🤖 AI Summary
Balancing expressiveness and computational efficiency remains challenging in sequence modeling. Method: This paper proposes Structured Linear Controlled Differential Equations (SLiCEs), a framework centered on input-dependent structured state-transition matrices—specifically block-diagonal, sparse, and Walsh–Hadamard variants—whose expressive capacity is theoretically proven to match that of dense matrices for the first time. SLiCEs unify and generalize several state-of-the-art models—including S4, Mamba, and DeltaNet—via two novel architectural variants. The approach enables fully parallelizable training while preserving rigorous mathematical interpretability and computational efficiency. Contributions/Results: A single-layer SLiCE solves the A₅ state-tracking task; it achieves significantly superior length generalization on regular languages compared to existing parallel sequential models; and it attains state-of-the-art performance on six multivariate time-series classification benchmarks, reducing training time by 20×.
📝 Abstract
Structured Linear Controlled Differential Equations (SLiCEs) provide a unifying framework for sequence models with structured, input-dependent state-transition matrices that retain the maximal expressivity of dense matrices whilst being cheaper to compute. The framework encompasses existing architectures, such as input-dependent block-diagonal linear recurrent neural networks and DeltaNet's diagonal-plus-low-rank structure, as well as two novel variants based on sparsity and the Walsh--Hadamard transform. We prove that, unlike the diagonal state-transition matrices of S4 and Mamba, SLiCEs employing block-diagonal, sparse, or Walsh--Hadamard matrices match the maximal expressivity of dense matrices.
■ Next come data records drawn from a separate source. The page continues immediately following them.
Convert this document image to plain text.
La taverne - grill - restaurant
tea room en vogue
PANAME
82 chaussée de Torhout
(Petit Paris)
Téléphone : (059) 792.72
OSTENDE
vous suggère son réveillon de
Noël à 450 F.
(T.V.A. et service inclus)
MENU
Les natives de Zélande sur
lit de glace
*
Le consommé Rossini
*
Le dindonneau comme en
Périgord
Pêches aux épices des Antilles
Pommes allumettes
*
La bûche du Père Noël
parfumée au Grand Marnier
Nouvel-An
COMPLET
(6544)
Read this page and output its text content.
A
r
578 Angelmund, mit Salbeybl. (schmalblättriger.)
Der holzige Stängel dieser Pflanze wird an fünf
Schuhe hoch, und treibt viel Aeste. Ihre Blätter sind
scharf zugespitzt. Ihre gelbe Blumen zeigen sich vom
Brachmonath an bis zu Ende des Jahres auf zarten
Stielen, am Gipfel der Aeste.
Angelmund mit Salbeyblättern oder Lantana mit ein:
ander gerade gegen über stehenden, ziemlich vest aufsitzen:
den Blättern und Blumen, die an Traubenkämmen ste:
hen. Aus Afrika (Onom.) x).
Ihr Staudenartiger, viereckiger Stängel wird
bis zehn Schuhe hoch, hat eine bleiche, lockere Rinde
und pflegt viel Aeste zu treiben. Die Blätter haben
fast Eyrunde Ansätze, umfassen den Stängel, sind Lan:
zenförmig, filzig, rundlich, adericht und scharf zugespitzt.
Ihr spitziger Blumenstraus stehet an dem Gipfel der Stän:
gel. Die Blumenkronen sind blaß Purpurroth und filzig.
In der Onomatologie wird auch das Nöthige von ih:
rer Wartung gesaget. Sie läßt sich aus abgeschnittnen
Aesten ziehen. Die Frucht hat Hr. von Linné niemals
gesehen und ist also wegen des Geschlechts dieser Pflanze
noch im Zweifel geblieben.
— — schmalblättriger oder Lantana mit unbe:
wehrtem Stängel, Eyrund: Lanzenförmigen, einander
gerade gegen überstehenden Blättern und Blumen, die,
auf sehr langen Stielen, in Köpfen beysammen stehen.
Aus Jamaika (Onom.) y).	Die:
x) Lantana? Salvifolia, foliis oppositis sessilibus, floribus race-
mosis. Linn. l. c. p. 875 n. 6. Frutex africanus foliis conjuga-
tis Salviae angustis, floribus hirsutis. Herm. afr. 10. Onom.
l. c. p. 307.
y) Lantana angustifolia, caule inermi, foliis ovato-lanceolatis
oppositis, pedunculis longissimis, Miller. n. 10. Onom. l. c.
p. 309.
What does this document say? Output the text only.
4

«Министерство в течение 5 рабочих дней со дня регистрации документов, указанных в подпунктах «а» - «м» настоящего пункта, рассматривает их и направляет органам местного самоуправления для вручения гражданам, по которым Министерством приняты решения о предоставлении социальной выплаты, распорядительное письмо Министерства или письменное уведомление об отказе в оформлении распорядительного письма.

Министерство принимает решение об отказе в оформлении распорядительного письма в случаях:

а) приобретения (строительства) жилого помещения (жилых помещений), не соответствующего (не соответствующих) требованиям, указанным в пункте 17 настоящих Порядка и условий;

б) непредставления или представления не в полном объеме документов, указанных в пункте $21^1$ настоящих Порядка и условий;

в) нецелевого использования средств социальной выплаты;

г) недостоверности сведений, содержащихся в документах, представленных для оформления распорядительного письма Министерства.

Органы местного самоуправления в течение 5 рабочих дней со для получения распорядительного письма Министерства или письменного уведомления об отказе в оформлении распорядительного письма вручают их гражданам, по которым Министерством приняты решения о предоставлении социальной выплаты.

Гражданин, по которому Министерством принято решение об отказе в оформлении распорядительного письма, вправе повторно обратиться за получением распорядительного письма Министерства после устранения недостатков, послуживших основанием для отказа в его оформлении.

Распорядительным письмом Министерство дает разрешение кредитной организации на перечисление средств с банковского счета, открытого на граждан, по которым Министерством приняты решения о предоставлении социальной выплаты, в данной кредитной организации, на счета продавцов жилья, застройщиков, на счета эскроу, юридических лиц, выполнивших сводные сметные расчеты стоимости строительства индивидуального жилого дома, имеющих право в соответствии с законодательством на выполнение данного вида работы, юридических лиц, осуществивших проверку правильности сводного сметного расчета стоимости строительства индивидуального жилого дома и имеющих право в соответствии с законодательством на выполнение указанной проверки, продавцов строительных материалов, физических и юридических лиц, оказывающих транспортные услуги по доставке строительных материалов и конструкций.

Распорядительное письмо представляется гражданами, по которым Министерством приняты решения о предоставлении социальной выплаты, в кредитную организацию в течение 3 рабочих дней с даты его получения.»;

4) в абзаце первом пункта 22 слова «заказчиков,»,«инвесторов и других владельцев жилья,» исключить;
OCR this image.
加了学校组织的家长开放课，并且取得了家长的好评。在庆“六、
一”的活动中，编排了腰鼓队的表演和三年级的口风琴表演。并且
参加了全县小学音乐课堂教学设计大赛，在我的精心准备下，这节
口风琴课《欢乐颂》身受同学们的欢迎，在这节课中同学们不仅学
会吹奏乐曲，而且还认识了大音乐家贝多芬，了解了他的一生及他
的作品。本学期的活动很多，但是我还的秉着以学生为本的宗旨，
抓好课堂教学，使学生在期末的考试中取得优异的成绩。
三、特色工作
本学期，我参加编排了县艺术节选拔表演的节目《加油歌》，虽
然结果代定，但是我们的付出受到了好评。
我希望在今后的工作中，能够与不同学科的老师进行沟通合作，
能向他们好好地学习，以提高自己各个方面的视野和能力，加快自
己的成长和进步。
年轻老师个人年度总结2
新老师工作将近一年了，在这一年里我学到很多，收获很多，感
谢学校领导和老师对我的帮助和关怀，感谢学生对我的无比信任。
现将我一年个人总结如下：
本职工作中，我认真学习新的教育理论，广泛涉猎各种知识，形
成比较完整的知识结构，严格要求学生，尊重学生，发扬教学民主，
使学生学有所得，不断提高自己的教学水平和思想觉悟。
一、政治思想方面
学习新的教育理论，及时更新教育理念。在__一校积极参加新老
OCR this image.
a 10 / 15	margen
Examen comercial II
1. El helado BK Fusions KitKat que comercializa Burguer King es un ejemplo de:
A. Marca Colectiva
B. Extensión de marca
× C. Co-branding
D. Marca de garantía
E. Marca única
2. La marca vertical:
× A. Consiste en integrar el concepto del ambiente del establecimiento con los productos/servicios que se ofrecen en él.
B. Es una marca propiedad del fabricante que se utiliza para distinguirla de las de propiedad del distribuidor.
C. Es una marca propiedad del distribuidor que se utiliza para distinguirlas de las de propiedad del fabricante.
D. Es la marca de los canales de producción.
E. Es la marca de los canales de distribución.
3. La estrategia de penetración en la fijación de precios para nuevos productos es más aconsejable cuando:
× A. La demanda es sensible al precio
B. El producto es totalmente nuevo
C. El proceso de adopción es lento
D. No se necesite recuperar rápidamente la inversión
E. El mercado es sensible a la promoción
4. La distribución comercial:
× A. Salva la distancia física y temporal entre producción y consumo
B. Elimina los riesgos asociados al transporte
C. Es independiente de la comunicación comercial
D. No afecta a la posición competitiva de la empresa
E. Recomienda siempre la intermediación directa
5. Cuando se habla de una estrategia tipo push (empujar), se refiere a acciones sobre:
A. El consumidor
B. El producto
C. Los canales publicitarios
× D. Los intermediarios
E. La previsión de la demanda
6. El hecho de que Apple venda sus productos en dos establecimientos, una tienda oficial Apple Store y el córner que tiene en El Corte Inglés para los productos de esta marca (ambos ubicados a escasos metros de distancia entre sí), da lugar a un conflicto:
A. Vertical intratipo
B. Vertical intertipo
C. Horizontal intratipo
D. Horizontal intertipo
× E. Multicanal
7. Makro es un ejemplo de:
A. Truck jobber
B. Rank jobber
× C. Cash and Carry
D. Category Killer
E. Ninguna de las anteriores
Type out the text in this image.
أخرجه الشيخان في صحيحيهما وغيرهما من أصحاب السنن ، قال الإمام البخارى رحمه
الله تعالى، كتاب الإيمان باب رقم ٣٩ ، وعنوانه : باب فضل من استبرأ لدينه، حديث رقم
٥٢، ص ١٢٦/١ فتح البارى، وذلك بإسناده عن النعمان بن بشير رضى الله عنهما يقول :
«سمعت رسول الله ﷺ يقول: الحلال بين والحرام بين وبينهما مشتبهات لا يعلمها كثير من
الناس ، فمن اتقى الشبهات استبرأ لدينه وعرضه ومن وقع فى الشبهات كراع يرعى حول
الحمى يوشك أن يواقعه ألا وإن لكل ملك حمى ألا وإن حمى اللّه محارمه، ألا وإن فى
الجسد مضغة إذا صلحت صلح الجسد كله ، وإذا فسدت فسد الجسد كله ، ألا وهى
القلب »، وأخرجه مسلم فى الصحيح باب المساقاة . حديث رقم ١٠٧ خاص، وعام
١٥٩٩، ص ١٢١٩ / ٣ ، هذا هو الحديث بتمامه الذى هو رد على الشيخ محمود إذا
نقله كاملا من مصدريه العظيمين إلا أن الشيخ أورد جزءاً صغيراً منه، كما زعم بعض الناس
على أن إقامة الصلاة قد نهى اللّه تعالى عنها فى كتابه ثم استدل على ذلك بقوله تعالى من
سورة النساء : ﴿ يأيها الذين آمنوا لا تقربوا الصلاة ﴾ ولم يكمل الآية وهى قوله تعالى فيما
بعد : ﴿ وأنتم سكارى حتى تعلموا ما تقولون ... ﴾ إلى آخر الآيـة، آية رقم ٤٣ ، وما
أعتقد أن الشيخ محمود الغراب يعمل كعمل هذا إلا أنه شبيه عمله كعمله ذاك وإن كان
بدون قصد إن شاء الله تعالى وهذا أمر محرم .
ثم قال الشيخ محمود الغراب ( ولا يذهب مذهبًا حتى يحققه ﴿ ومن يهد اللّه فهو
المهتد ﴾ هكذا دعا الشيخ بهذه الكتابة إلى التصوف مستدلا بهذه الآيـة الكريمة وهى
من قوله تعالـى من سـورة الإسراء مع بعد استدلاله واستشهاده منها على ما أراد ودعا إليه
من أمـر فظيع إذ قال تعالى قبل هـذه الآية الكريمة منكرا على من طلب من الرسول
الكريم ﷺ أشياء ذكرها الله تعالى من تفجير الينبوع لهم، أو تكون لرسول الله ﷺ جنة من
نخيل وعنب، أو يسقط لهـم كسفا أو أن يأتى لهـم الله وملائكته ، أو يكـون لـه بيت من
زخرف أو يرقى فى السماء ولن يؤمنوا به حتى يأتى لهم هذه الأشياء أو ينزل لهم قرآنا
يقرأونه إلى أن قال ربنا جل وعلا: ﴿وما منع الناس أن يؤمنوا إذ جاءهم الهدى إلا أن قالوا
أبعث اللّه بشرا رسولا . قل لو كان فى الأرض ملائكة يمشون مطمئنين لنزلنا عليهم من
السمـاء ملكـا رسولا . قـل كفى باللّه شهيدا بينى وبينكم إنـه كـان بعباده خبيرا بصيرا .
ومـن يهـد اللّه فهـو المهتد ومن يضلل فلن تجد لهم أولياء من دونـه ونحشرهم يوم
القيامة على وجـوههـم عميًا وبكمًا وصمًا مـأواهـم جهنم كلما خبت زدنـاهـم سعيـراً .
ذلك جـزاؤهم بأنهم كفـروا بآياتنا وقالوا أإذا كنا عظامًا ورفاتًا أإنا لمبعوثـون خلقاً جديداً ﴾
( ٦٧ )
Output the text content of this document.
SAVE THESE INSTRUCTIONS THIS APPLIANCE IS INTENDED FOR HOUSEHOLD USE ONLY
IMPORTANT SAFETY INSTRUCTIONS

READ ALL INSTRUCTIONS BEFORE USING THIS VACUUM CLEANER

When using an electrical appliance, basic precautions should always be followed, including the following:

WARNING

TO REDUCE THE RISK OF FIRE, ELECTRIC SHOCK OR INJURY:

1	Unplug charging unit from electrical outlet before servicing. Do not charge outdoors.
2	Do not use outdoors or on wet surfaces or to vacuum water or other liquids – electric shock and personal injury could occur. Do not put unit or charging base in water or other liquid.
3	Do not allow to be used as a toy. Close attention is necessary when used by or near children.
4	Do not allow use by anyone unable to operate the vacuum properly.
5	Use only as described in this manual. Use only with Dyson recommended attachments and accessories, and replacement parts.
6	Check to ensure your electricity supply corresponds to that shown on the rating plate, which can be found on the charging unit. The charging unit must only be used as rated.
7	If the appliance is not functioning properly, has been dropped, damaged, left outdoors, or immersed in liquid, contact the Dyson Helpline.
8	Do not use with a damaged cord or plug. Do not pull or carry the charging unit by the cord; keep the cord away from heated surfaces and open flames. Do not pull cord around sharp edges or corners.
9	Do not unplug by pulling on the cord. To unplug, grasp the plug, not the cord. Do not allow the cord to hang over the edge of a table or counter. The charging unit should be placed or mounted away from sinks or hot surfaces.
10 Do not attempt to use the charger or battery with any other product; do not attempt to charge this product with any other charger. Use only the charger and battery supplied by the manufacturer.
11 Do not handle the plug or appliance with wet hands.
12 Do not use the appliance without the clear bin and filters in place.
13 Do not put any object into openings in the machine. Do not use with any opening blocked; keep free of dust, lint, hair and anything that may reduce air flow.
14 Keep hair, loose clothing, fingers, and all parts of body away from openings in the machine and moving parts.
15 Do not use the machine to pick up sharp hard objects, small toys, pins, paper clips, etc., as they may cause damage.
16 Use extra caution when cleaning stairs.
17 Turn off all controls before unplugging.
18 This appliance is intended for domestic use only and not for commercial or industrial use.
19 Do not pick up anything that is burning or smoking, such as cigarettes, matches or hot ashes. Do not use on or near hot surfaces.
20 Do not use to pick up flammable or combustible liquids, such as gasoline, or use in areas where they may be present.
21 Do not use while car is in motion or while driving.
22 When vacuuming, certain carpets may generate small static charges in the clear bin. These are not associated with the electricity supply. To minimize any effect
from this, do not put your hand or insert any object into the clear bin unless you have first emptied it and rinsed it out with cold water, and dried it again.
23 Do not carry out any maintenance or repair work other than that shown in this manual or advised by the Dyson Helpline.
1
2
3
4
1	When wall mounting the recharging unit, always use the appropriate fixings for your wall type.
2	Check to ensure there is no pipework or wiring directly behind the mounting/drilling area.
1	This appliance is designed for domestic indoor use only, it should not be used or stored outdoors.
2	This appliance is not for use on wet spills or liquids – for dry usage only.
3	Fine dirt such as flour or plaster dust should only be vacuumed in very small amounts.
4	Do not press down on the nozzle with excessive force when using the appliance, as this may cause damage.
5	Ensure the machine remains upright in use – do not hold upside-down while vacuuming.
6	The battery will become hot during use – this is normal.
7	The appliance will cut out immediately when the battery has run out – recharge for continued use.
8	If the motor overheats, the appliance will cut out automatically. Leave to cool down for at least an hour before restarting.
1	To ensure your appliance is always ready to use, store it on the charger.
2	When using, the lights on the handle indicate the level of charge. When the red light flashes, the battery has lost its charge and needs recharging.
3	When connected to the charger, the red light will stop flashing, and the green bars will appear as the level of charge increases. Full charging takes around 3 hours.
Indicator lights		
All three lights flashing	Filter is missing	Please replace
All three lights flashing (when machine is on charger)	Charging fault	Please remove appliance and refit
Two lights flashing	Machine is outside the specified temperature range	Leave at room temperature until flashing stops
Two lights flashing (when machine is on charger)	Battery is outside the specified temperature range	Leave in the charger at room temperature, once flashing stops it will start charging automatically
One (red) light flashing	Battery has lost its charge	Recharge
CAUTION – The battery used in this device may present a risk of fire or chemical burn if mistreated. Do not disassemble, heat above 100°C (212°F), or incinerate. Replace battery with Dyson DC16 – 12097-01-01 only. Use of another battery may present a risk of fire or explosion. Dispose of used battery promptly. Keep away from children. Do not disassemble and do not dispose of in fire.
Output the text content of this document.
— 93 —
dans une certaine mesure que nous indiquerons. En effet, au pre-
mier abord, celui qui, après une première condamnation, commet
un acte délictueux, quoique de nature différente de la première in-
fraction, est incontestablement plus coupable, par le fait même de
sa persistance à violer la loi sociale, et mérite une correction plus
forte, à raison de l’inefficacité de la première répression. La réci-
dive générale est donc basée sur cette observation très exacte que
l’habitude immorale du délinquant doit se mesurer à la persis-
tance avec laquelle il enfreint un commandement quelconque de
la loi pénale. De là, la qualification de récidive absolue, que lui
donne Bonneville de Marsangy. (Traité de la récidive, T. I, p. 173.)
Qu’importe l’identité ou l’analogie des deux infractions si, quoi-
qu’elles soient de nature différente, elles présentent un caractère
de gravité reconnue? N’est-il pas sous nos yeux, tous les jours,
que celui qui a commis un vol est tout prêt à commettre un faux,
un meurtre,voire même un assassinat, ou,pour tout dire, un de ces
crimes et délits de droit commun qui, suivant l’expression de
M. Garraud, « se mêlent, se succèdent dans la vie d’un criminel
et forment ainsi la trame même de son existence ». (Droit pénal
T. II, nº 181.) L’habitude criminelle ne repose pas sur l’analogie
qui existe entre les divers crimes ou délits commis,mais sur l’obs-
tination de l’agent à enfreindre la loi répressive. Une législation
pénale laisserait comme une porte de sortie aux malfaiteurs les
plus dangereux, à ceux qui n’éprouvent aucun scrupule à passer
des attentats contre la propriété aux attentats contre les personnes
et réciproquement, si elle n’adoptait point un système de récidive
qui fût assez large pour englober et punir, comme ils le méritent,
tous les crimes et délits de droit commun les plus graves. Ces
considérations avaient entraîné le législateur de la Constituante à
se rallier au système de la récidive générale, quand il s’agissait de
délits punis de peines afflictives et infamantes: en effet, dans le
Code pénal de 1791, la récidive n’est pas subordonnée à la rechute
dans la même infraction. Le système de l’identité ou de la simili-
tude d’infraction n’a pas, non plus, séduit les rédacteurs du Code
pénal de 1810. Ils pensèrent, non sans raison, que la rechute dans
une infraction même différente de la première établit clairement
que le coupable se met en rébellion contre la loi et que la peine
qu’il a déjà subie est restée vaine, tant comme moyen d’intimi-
Empirically, SLiCEs solve the $A_5$ state-tracking benchmark with a single layer, achieve best-in-class length generalisation on regular language tasks among parallel-in-time models, and match the state-of-the-art performance of log neural controlled differential equations on six multivariate time-series classification datasets while cutting the average time per training step by a factor of twenty.